The alarm sounds and I pretend to stir awake in time with him as though I wrote the book on new-lover morning etiquette. Notice me. He pulls me to him and I’ve won. I’m groggy and ready for anything, but his face decidedly presses against my chest and he hugs me like his life depends on breathing me in. And there we lay until the snooze runs out on his alarm; a far too short eternity during which my feelings suddenly shift. You know that moment when you fall off a cliff you never saw coming and suddenly you are attached to this half conscious man in your bed. It was fun, it was light and then suddenly someone inhales and exhales on your sternum and your world is upside down.
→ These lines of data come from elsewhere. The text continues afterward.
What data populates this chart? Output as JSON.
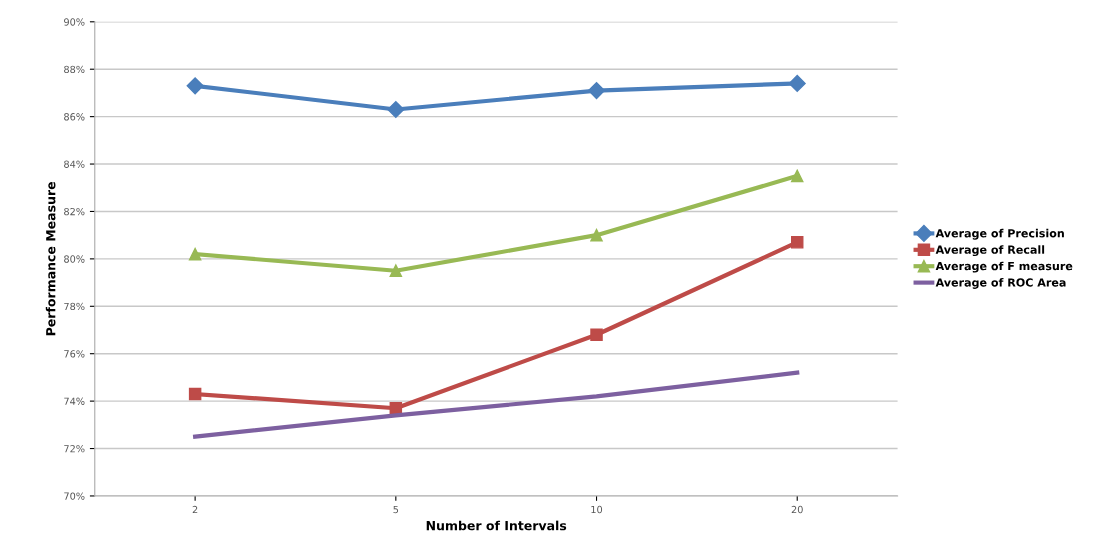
{
  "chart_data": {
    "type": "line",
    "xlabel": "Number of Intervals",
    "ylabel": "Performance Measure",
    "categories": [
      "2",
      "5",
      "10",
      "20"
    ],
    "series": [
      {
        "name": "Average of Precision",
        "color": "#4a7ebb",
        "marker": "diamond",
        "values": [
          87.3,
          86.3,
          87.1,
          87.4
        ]
      },
      {
        "name": "Average of Recall",
        "color": "#be4b48",
        "marker": "square",
        "values": [
          74.3,
          73.7,
          76.8,
          80.7
        ]
      },
      {
        "name": "Average of F measure",
        "color": "#98b954",
        "marker": "triangle",
        "values": [
          80.2,
          79.5,
          81.0,
          83.5
        ]
      },
      {
        "name": "Average of ROC Area",
        "color": "#7d60a0",
        "marker": "none",
        "values": [
          72.5,
          73.4,
          74.2,
          75.2
        ]
      }
    ],
    "ylim": [
      70,
      90
    ],
    "yticks": [
      {
        "value": 70,
        "label": "70%"
      },
      {
        "value": 72,
        "label": "72%"
      },
      {
        "value": 74,
        "label": "74%"
      },
      {
        "value": 76,
        "label": "76%"
      },
      {
        "value": 78,
        "label": "78%"
      },
      {
        "value": 80,
        "label": "80%"
      },
      {
        "value": 82,
        "label": "82%"
      },
      {
        "value": 84,
        "label": "84%"
      },
      {
        "value": 86,
        "label": "86%"
      },
      {
        "value": 88,
        "label": "88%"
      },
      {
        "value": 90,
        "label": "90%"
      }
    ],
    "grid": "y",
    "legend": "right",
    "line_style": "solid"
  }
}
It’s such a pity we don’t have more control over these moments- a say in the matter - but the juxtaposition of his selfish sleep and the illusion that he somehow needed me was too much for my easily duped emotions.
None of it matters now, and I’ve moved onto futures of many similar moments with new someones, but these little fleeting events in life that wake you…metaphorically or literally (and in my case both) - they’re so golden. Even if one giant misinterpretation – it’s so worth it to be reminded that you CAN feel; that things won’t always be just fun and light. That your emotions (though easily duped) are still a functioning part of you. You’re human, you’re alive, and you are going to be just fine.